Es beginnt mit den sündigen „3 Minutes“, eine locker scharmante Liebeserklärung, zu der Miss Jessica im Schöfferhofen Weizen-Stil französisch herumhauchen darf. Ein kleiner naiv-netter Sommer Song. Darauf die Vorabsingle = Titeltrack (auch auf der TAZ-Compilation „Inter Deutschland“ vertreten), eine E-Gitarre quäkt perfekt zu SIEBETHs Fußballphantasien. „Keine Zeit“ nervt ein wenig im Refrain, dafür überzeugt das funkig-groovige „Eine Vision“ mit lässigen Rhythmen. Mit „Nur noch diesen Sommer“ präsentiert uns der Künstler seine sensible Seite, die immer mal wieder das vordergründige Machogetue bricht. Dass der Herr ein Meister der Ironie ist, wird spätestens bei „Auto-Tune“ mit eingeschobenem Hörspiel deutlich: Hier kritisiert er das Studiowesen, die Oberflächlichkeit der Produzenten, die Unfähigkeit unseres Pop-Nachwuchses in Zeiten von Castingshows und Besetzungscouch. Durch den eingesetzten Soundeffekt klingt der Titel beizeiten ein wenig nach EIFFEL 65. Nicht zu vergessen der akustische Hidden Track mit lyrischer „Falling Down“-Attitüde.

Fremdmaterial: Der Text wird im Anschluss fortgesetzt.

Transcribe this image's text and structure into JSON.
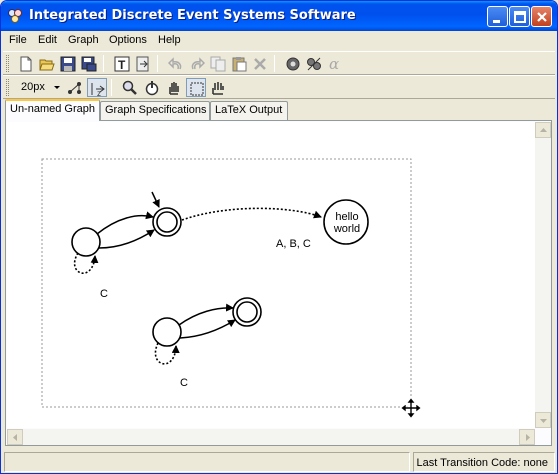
{
  "window": {
    "title": "Integrated Discrete Event Systems Software",
    "icon": "ides-app-icon"
  },
  "menu": {
    "items": [
      "File",
      "Edit",
      "Graph",
      "Options",
      "Help"
    ]
  },
  "toolbar1": {
    "icons": [
      "new-file-icon",
      "open-folder-icon",
      "save-icon",
      "save-all-icon",
      "text-tool-icon",
      "export-icon",
      "undo-icon",
      "redo-icon",
      "copy-icon",
      "paste-icon",
      "delete-icon",
      "operations-icon",
      "ides-tools-icon",
      "alpha-icon"
    ],
    "alpha_glyph": "α"
  },
  "toolbar2": {
    "zoom_value": "20px",
    "icons": [
      "graph-layout-icon",
      "align-tool-icon",
      "zoom-tool-icon",
      "create-tool-icon",
      "hand-tool-icon",
      "select-tool-icon",
      "move-tool-icon"
    ]
  },
  "tabs": [
    "Un-named Graph",
    "Graph Specifications",
    "LaTeX Output"
  ],
  "graph": {
    "state_hello_line1": "hello",
    "state_hello_line2": "world",
    "edge_labels": {
      "main": "A, B, C",
      "self_loop_1": "C",
      "self_loop_2": "C"
    }
  },
  "status": {
    "last_transition_label": "Last Transition Code:",
    "last_transition_value": "none"
  }
}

Beschwingt unprätentiöse Musik im Spannungsfeld von PETER LICHT und CHRISTIAN KREUZ, die überraschenderweise selten zu cool oder manieriert wirkt. Für ein deutschsprachiges Album schon eine gute Leistung, lässigen Flow mit ein wenig Gesellschaftskritik und feinen Sommermelodien zu verbinden. Die Trainingsjacke tanzte einen Sommer… mindestens!